The headline-grabber is the new criminal offence for senior managers, punishable by up to seven years in prison, for taking a decision which causes a financial institution to fail. Although prosecutions under this offence may seem a remote possibility – an institution has to actually fail, and its failure would have to be caused by a decision taken by an individual who was aware that failure might follow, in circumstances in which their conduct falls "far below" expectations – its existence will surely concentrate minds.

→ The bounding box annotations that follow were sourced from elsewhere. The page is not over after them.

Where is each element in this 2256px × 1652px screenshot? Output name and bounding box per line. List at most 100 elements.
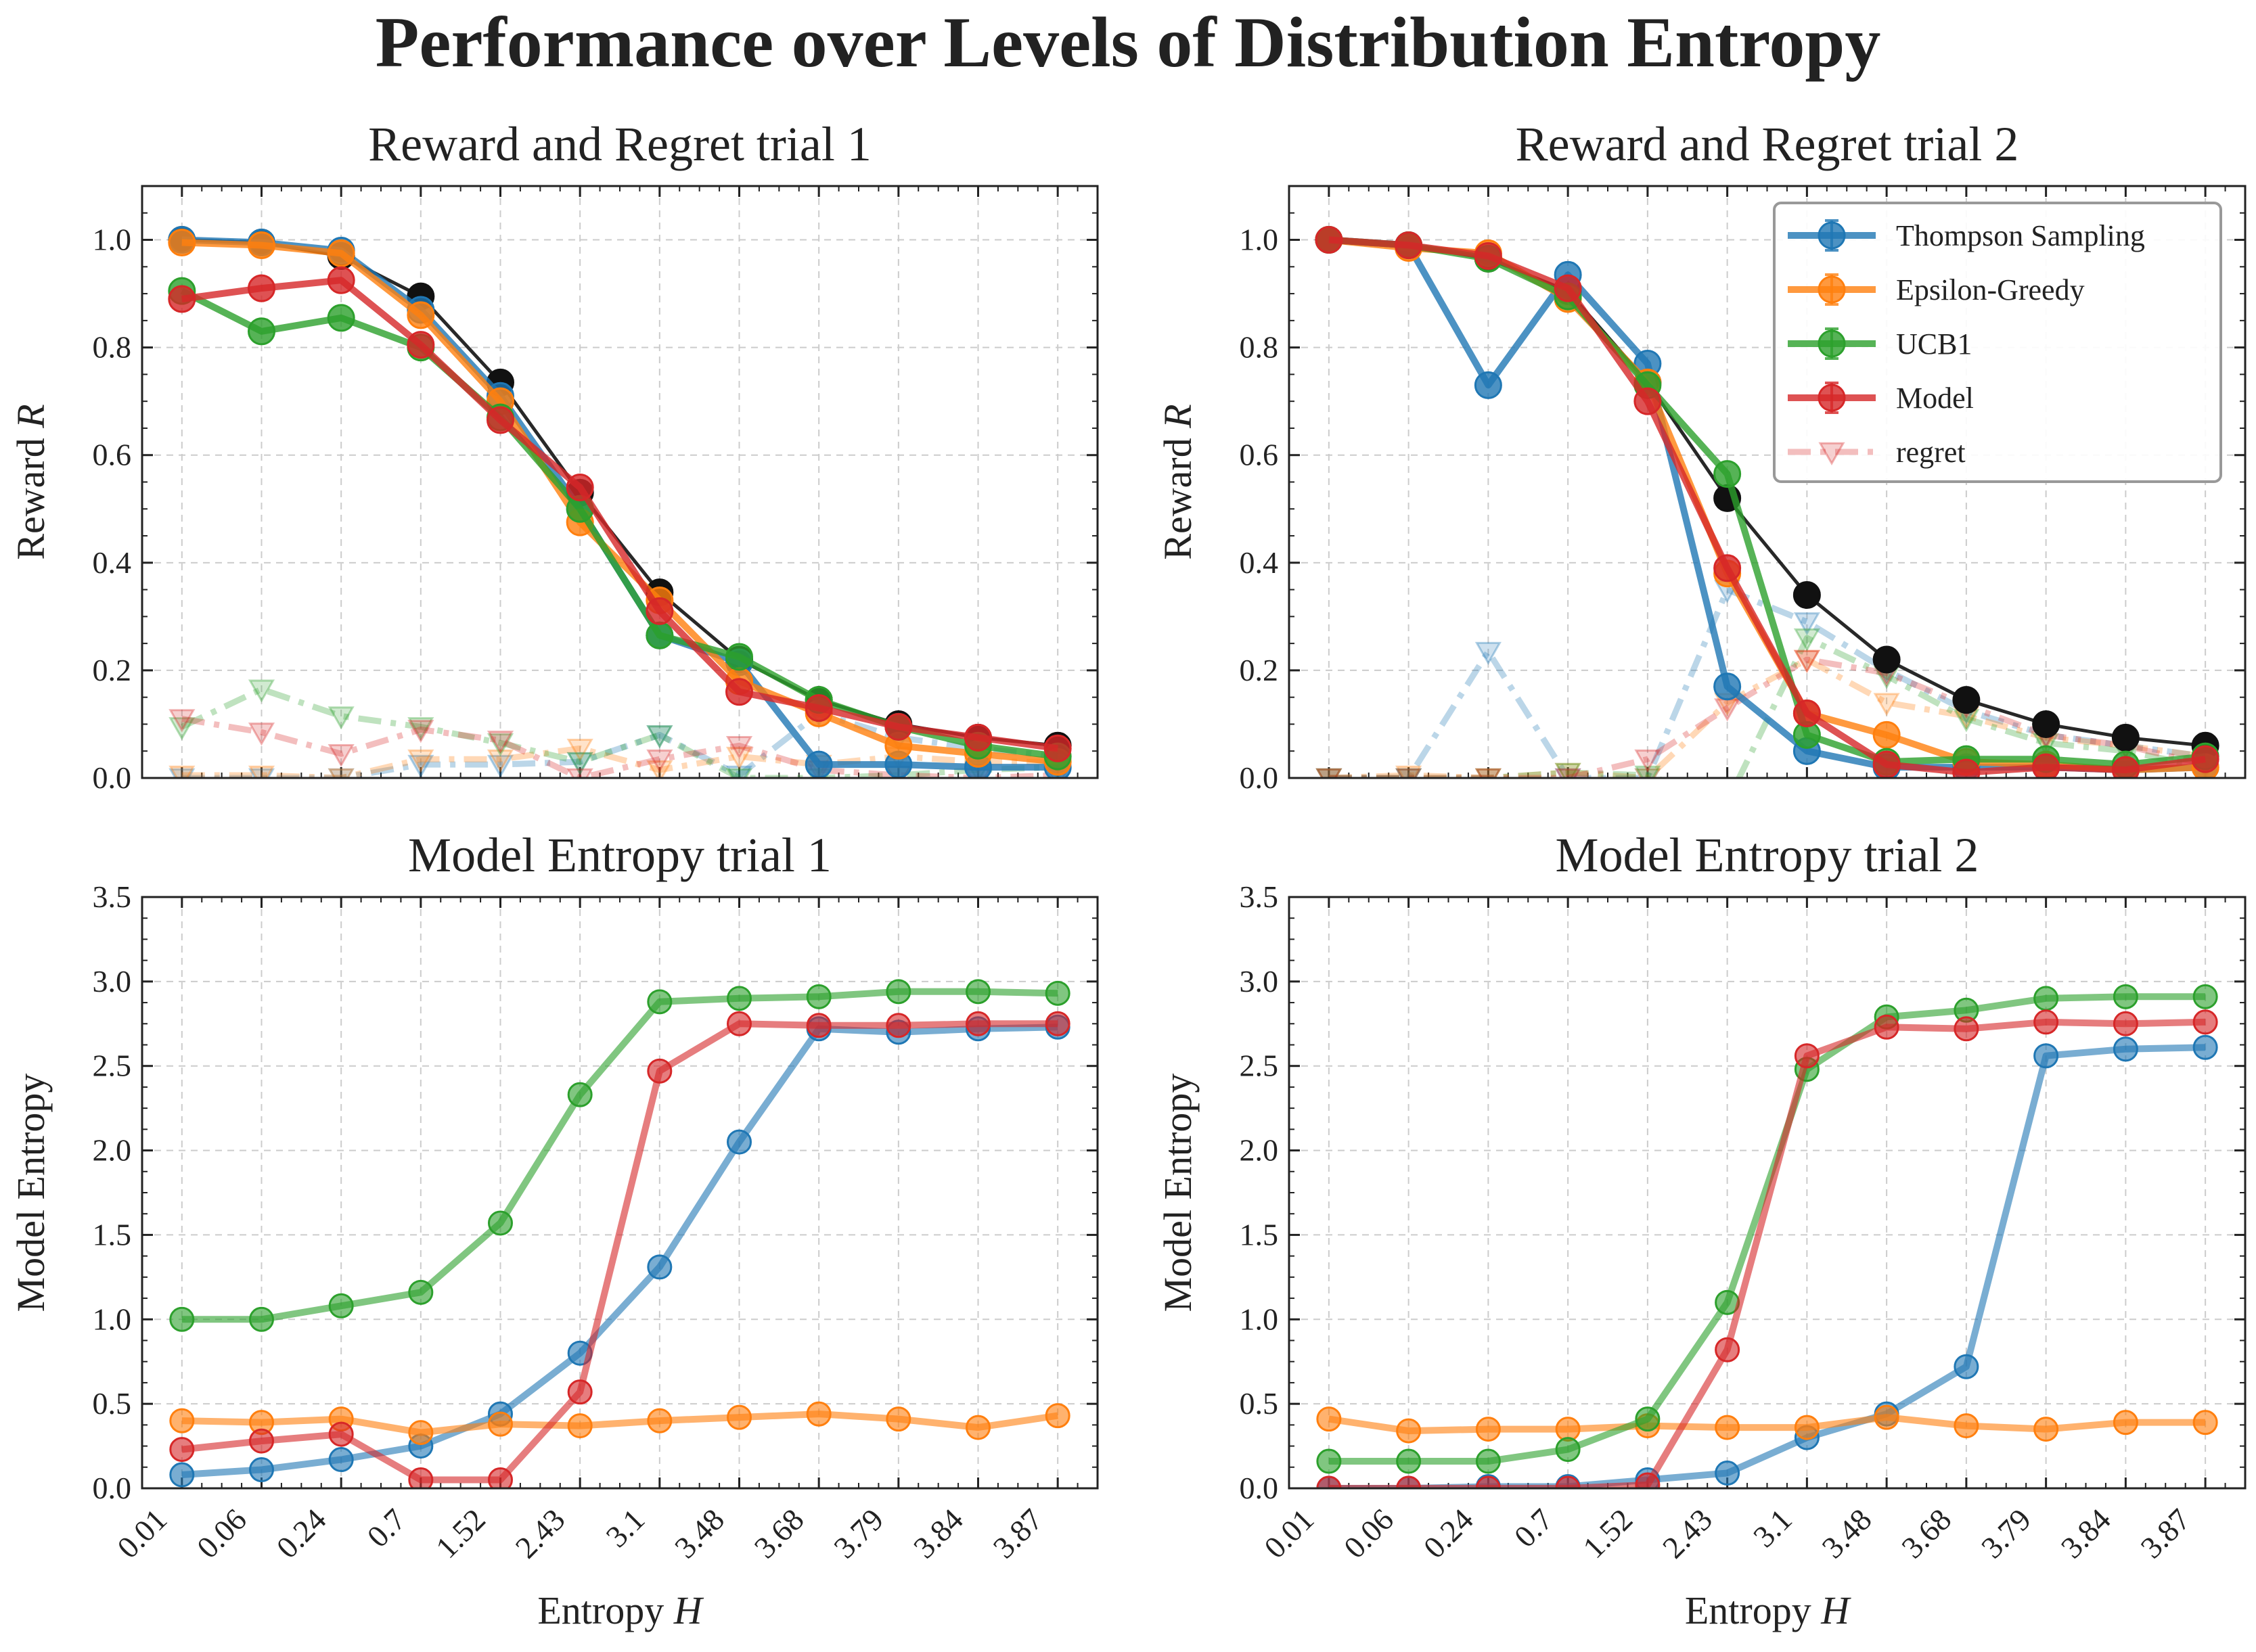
data-point (2192, 1009, 2218, 1035)
data-point (328, 1447, 354, 1473)
data-point (2033, 986, 2059, 1011)
grid-lines (142, 896, 1098, 1489)
legend-label: Model (1896, 382, 1974, 415)
data-point (966, 979, 991, 1005)
series-line (181, 988, 1058, 1323)
data-point (249, 1457, 274, 1483)
series-model (169, 1011, 1070, 1488)
data-point (328, 743, 355, 768)
data-point (407, 331, 435, 359)
y-axis-label-symbol: R (1156, 404, 1200, 428)
data-point (169, 1437, 195, 1463)
y-tick-label: 2.5 (1240, 1049, 1279, 1083)
data-point (647, 1058, 673, 1084)
y-axis-label: Reward R (1156, 404, 1200, 559)
data-point (1474, 641, 1502, 666)
data-point (1395, 768, 1422, 778)
panel-title: Model Entropy trial 2 (1556, 828, 1979, 882)
data-point (1554, 762, 1581, 778)
y-tick-label: 0.0 (1240, 760, 1279, 795)
y-tick-label: 0.8 (93, 330, 132, 365)
data-point (1952, 686, 1981, 714)
axes-frame (1288, 185, 2247, 779)
data-point (488, 1467, 513, 1488)
data-point (1554, 768, 1581, 778)
data-point (1043, 734, 1072, 762)
data-point (1954, 1354, 1979, 1379)
panel-title: Reward and Regret trial 2 (1516, 117, 2019, 171)
series-line (181, 1410, 1058, 1436)
data-point (168, 285, 196, 313)
data-point (1316, 1406, 1342, 1432)
data-point (567, 1379, 593, 1405)
series-line (1328, 1414, 2206, 1435)
data-point (805, 750, 833, 778)
data-point (566, 739, 593, 762)
series-line (180, 288, 1058, 760)
series-line (1328, 587, 2206, 778)
data-point (1716, 794, 1739, 814)
series-line (181, 716, 1058, 778)
data-point (488, 1411, 513, 1437)
data-point (248, 765, 275, 778)
data-point (886, 1406, 911, 1432)
data-point (2113, 1011, 2138, 1036)
data-point (248, 317, 275, 346)
data-point (1634, 768, 1661, 778)
data-point (1715, 1337, 1740, 1362)
y-tick-label: 0.8 (1240, 330, 1279, 365)
data-point (249, 1306, 274, 1332)
data-point (408, 1279, 434, 1305)
data-point (408, 1420, 434, 1446)
data-point (805, 694, 833, 722)
data-point (2113, 1410, 2138, 1436)
data-point (725, 768, 753, 778)
data-point (248, 231, 275, 259)
data-point (169, 1408, 195, 1433)
x-tick-label: 0.24 (270, 1502, 333, 1565)
data-point (1954, 1016, 1979, 1042)
data-point (1315, 768, 1343, 778)
data-point (248, 679, 275, 703)
y-tick-label: 0.2 (93, 653, 132, 687)
legend-label: Epsilon-Greedy (1896, 273, 2085, 306)
data-point (1634, 768, 1661, 778)
series-epsilon-greedy (1316, 1404, 2218, 1444)
x-tick-label: 1.52 (429, 1502, 492, 1565)
y-tick-label: 0.0 (1240, 1471, 1279, 1505)
data-point (1555, 1437, 1581, 1463)
data-point (328, 1421, 354, 1447)
y-tick-label: 2.0 (93, 1133, 132, 1168)
data-point (1715, 1461, 1740, 1486)
data-point (1633, 387, 1662, 415)
data-point (1635, 1406, 1661, 1432)
chart-panel-2: 0.0 0.2 0.4 0.6 0.8 1.0 Reward and Regret tria… (1156, 117, 2247, 814)
data-point (806, 1401, 832, 1427)
y-tick-label: 0.4 (1240, 545, 1279, 580)
data-point (1045, 980, 1070, 1006)
series-line (1328, 1018, 2206, 1488)
data-point (248, 722, 275, 746)
y-axis-label-symbol: R (9, 404, 53, 428)
data-point (1793, 612, 1820, 636)
data-point (2113, 1036, 2138, 1062)
y-tick-label: 1.0 (1240, 1302, 1279, 1336)
legend-marker (1818, 384, 1846, 412)
legend-label: Thompson Sampling (1896, 219, 2145, 252)
legend-entry-epsilon-greedy: Epsilon-Greedy (1788, 273, 2085, 306)
data-point (725, 643, 753, 671)
data-point (1555, 1475, 1581, 1488)
data-point (327, 239, 355, 267)
x-tick-label: 0.7 (361, 1502, 413, 1554)
data-point (1395, 231, 1423, 259)
data-point (886, 1013, 911, 1038)
series-line (181, 1024, 1058, 1478)
y-tick-label: 0.6 (93, 438, 132, 472)
y-tick-label: 0.2 (1240, 653, 1279, 687)
data-point (1634, 765, 1661, 778)
x-tick-label: 0.06 (1337, 1502, 1400, 1565)
series-line (181, 277, 1058, 752)
data-point (727, 986, 752, 1011)
data-point (1793, 649, 1820, 674)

However, perhaps closer to home for most senior management in terms of the day-to-day running of a bank is the reversed burden of proof – senior managers will be presumed guilty of misconduct if their firm contravenes regulatory requirements for which they were responsible at the time, unless they can demonstrate that they took reasonable steps in order to prevent it happening. This reversal won't apply to criminal charges, but it does suggest that misconduct cases are likely to be brought against individuals more frequently and with a higher success rate.

Precisely what these changes will do to the pool of prospective senior bank executives is unclear, but it would surely be counterproductive if their cumulative effect was to deter well qualified candidates from putting themselves forward.

It's not just about senior management

The PRA and FCA will also write "rules of conduct" for a broader set of employees. The FCA has indicated that it may adapt existing standards for approved persons for this purpose, with the full range of enforcement powers to be at its disposal for misconduct, and an expectation that firms shoulder more of the responsibility than the regulator for the conduct of these staff.

Where does it leave us? – known unknowns

The Bill has been finalised, and will become an Act of Parliament today, but we are essentially left with a series of 'known unknowns'. We have a framework for ring-fencing, but no ring-fencing rules. We have a new regime for senior managers, but an as-yet-unwritten code of conduct to which they and others will have to adhere. We know there will be more prescription, but have scant indication of its form or content. By this time next year we should have more of these important details.

In the meantime, ring-fence planning will continue much as it has over the last six to 12 months. Banks need to engage with the secondary legislation (which remains in draft form) and with the PRA when it starts to consult on the ring-fence rules. They will also need to watch out for the European Commission's closely-guarded legislative proposal on bank ring-fencing, expected in January.

The proposals on banking standards, on the other hand, are themselves barely six months old, and more work is required to understand their full implications. This is part of the legacy of the PCBS which will really begin to make itself felt in 2014, as both the PRA and FCA consult on new rules, with a view to implementation in 2015.

This is not the end of the story – firms should watch the regulators' broader responses to the recommendations of the PCBS closely. In wider corporate governance terms we know that risk committees and the roles of the Chief Risk Officer, Head of Compliance, Head of Internal Audit, and non-executives in general, are likely to be the subject of further scrutiny in 2014. The curtain has been raised on this Act, but the reform narrative has some way to run yet.